The left cross finally made connection with me a year ago. I was riding the speed of traffic until a considerate driver yeilded the green through direction to an oncomming left turn yeilder, because of stopped traffic ahead of the intersection. I was surprised at the sudden loss of my "blocker" and the sport coupe leaped in front of me and braked hard to the caution of the crosswalk, giving me no options but to bite down. I struck him at just two miles per hour and sacrificed my dignity for all effort of braking and fell over pathetically.

At the bottom of my big hill is the corridor for a freeway and railroad. There are gas stations, signals, turn lanes sprouting in multiples. The road is lasagna from heavy braking but this is my power zone because I am a newtonian instrument. I usually keep with the cars on the grade down and the lion's share of them disperse at angles at the base while I aim to go straight through.
Five consecutive green lights at the bottom is rare and it happened to me one day. At 38 mph I can dismiss a lot of traffic in a few seconds and the last negotiation is the railroad and trolly tracks and if I don't touch the brakes on the block before the crossing, where the pavement is smoother, there is no chance to decelerate in the final 200 feet before the railroad crossing where the pavement is brawny and pitching 6%. I was following a contractor truck at about five car lenths, and the crossing arm bell dinged and to my amazement the truck stopped cold. The last thing through my mind was "well at least I wont end up under the train".
celeritas
December 22, 2007 | Unregistered Commenter Anonymous
This almost exact same accident happened to me, except that the driveway was a road and I was on a motorbike at the time. The car driver actually said he saw the light his way go red and so turned without checking oncoming, his view was blocked by other cars, the road he was turning into was 30meters from the lights so of course it tok a bit longer for me to get to where he suddenly appeared. It was instantaneous, i only saw him when the side of his car was 3 metres in front of me and he was still moving at 20-25kmh. bang, acrobatic flip off bike and landed on my arse 5 metres from the other side of the car. No injuries sustained. My lesson from this and all other hits and misses is to approach intersections in such a way that all cars see me, and to use the lights only as an indicator of what the cars may be doing, not what i'm going to do...but thats a bad one Dave, especially after so many years on the bike eh?
December 23, 2007 | Unregistered Commenter gate28
I've been wondering about this story.
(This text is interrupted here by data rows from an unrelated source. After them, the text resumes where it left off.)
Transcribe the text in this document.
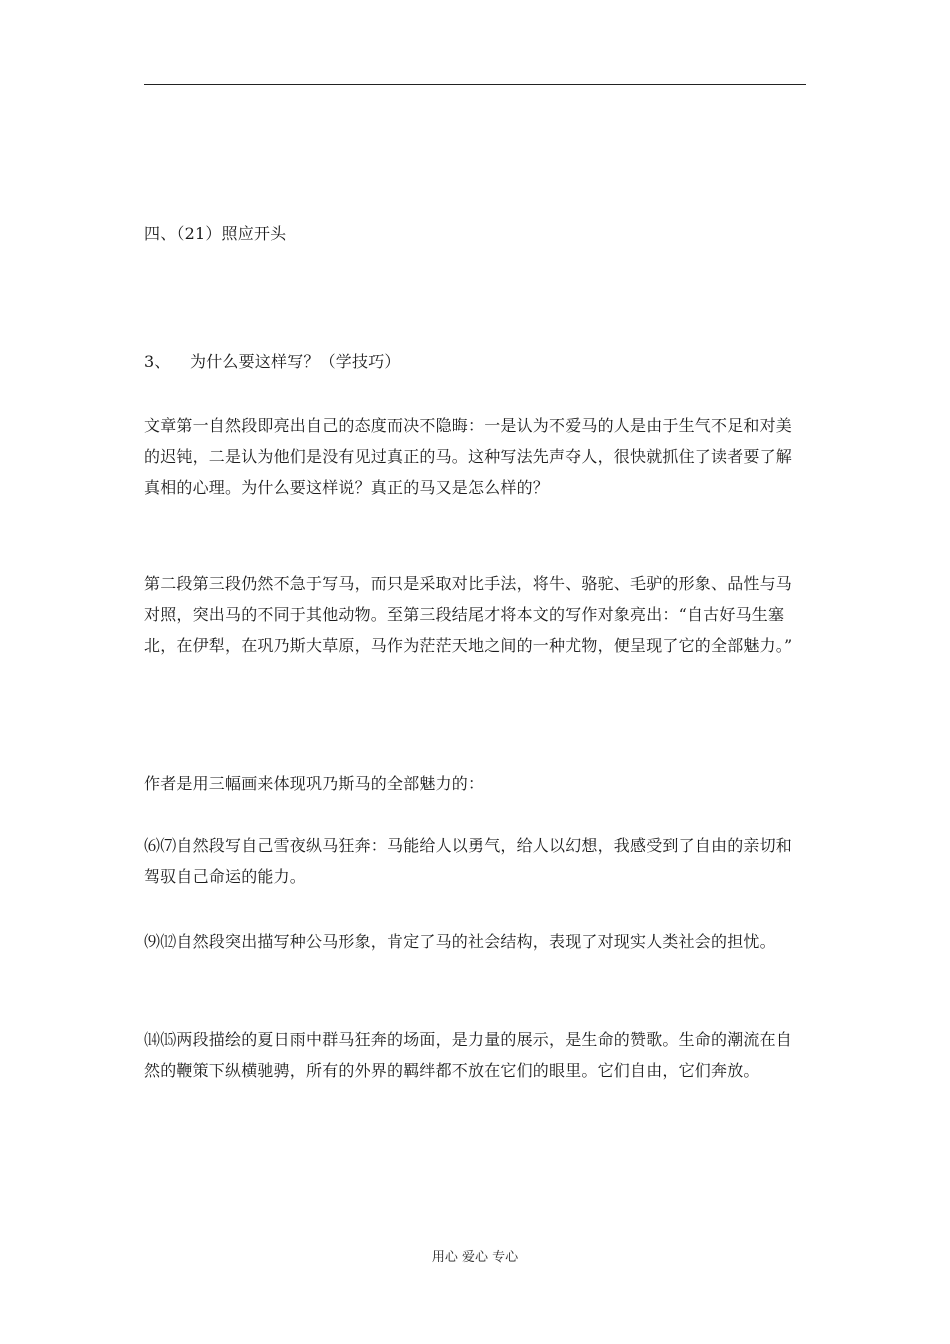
四、（21）照应开头

3、 为什么要这样写？（学技巧）

文章第一自然段即亮出自己的态度而决不隐晦：一是认为不爱马的人是由于生气不足和对美的迟钝，二是认为他们是没有见过真正的马。这种写法先声夺人，很快就抓住了读者要了解真相的心理。为什么要这样说？真正的马又是怎么样的？

第二段第三段仍然不急于写马，而只是采取对比手法，将牛、骆驼、毛驴的形象、品性与马对照，突出马的不同于其他动物。至第三段结尾才将本文的写作对象亮出：“自古好马生塞北，在伊犁，在巩乃斯大草原，马作为茫茫天地之间的一种尤物，便呈现了它的全部魅力。”

作者是用三幅画来体现巩乃斯马的全部魅力的：

⑹⑺自然段写自己雪夜纵马狂奔：马能给人以勇气，给人以幻想，我感受到了自由的亲切和驾驭自己命运的能力。

⑼⑿自然段突出描写种公马形象，肯定了马的社会结构，表现了对现实人类社会的担忧。

⒁⒂两段描绘的夏日雨中群马狂奔的场面，是力量的展示，是生命的赞歌。生命的潮流在自然的鞭策下纵横驰骋，所有的外界的羁绊都不放在它们的眼里。它们自由，它们奔放。

用心 爱心 专心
It was the same "gap in traffic for a left turn" that was the cause for my car vs bike accident this year. The few time's I've been back on the road this winter, I've been hyper aware of gaps in traffic and places where people may turn in front of me. Right or wrong by traffic laws, I'm the only one that can insure my saftey and I'm riding more defensively now.
December 25, 2007 | Unregistered Commenter riddenwords
im not sure if motorbike insurance covers riding on a pushbike but if you are a frequent rider it might be worth checking out...

get it cheaper. get your motor bike insurance online !
Glad you're doing well, Dave.

One bit in your post is something I live by, and it has served me well in 40+ years of riding. If I'm approaching an intersection where a vehicle is about to make a left turn in front of me (signaling, in the left turn lane, etc.), I always check back to see if any vehicles are coming from behind in the direction I'm travelling. If not, I'm on the brakes.

It's particularly sketchy when you're the "last in line" to clear the intersection.